Official estimates show that some 600 UK citizens have gone to Iraq and Syria to fight alongside militant groups, including the ISIL, but intelligence services believe the real figure could be as high as 2,000.
"It’s really important that all schools, whether they are faith or non-faith schools, whether in monocultural communities or not, teach British values," Wilshaw told LBC radio on Tuesday.
Her Majesty's Chief Inspector of Education, Children's Services and Skills (HMCI) argues that it will be policy to "mark down" schools if they fail to teach interfaith tolerance.
Lack of hope and belief, Wilshaw argues, is wrought with "the temptation to listen to voices that say, ‘come across to Syria.’"

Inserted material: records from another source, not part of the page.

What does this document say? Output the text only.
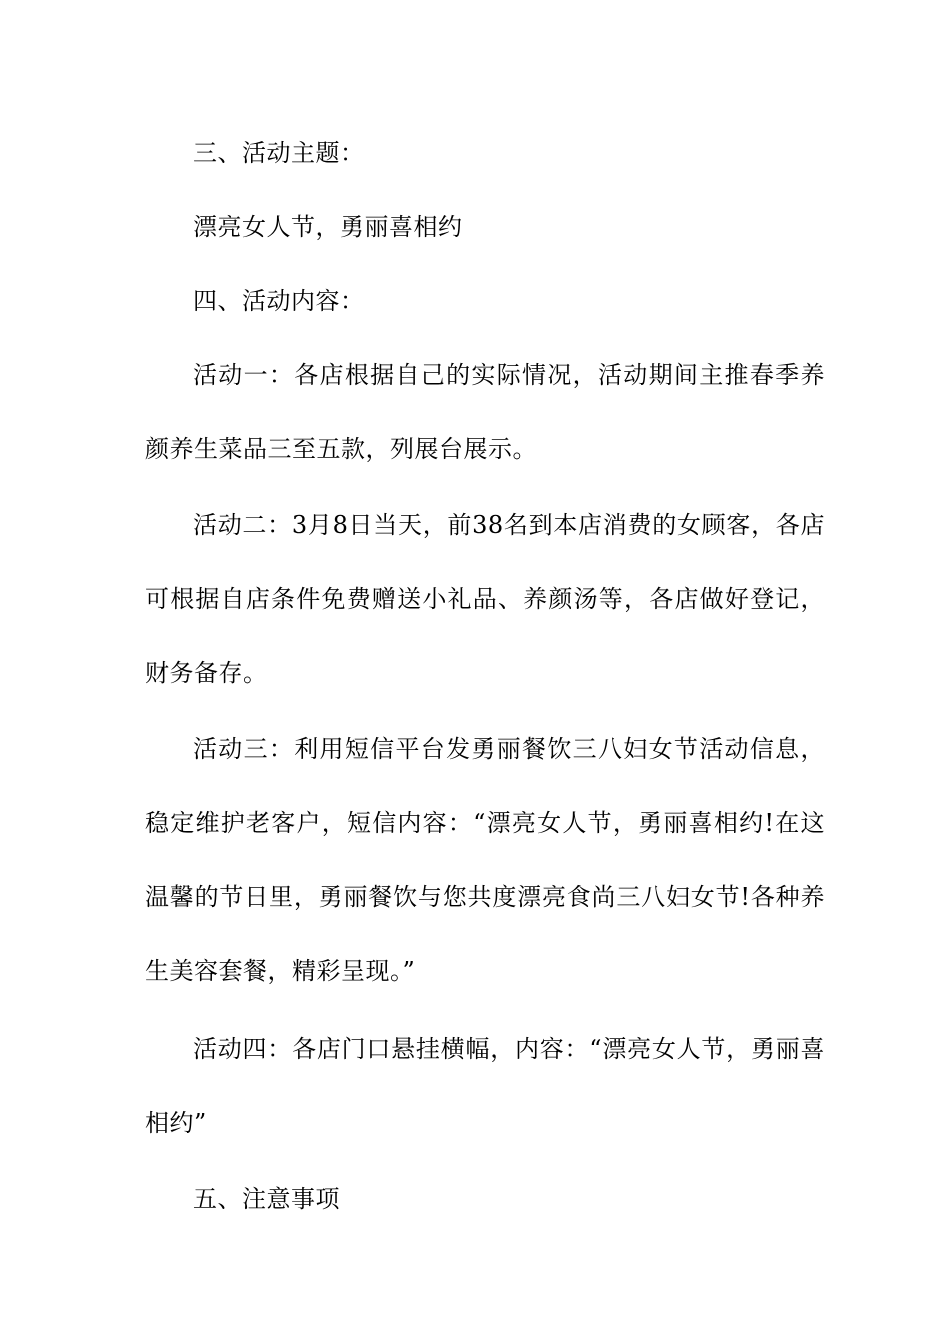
三、活动主题：

漂亮女人节，勇丽喜相约

四、活动内容：

活动一：各店根据自己的实际情况，活动期间主推春季养颜养生菜品三至五款，列展台展示。

活动二：3月8日当天，前38名到本店消费的女顾客，各店可根据自店条件免费赠送小礼品、养颜汤等，各店做好登记，财务备存。

活动三：利用短信平台发勇丽餐饮三八妇女节活动信息，稳定维护老客户，短信内容：“漂亮女人节，勇丽喜相约!在这温馨的节日里，勇丽餐饮与您共度漂亮食尚三八妇女节!各种养生美容套餐，精彩呈现。”

活动四：各店门口悬挂横幅，内容：“漂亮女人节，勇丽喜相约”

五、注意事项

In June 2014, Ofsted published reports into incidents of alleged radical Islamization in five Birmingham schools. Unannounced inspections of the schools were conducted in September 2014, resulting in conclusions that the efforts to eradicate radical Islam employed by the schools were ineffective.
Three young British mothers went missing with their nine children after failing to show up at their intended destination in Saudi Arabia late last month. The expanded family is suspected of having traveled to Syria to join the ISIL.
Another young Briton was reported to have committed a suicide attack in Iraq last weekend, while a British convert was reportedly killed in Kenya fighting alongside the al-Qaeda-affiliated Shabaab group the next day.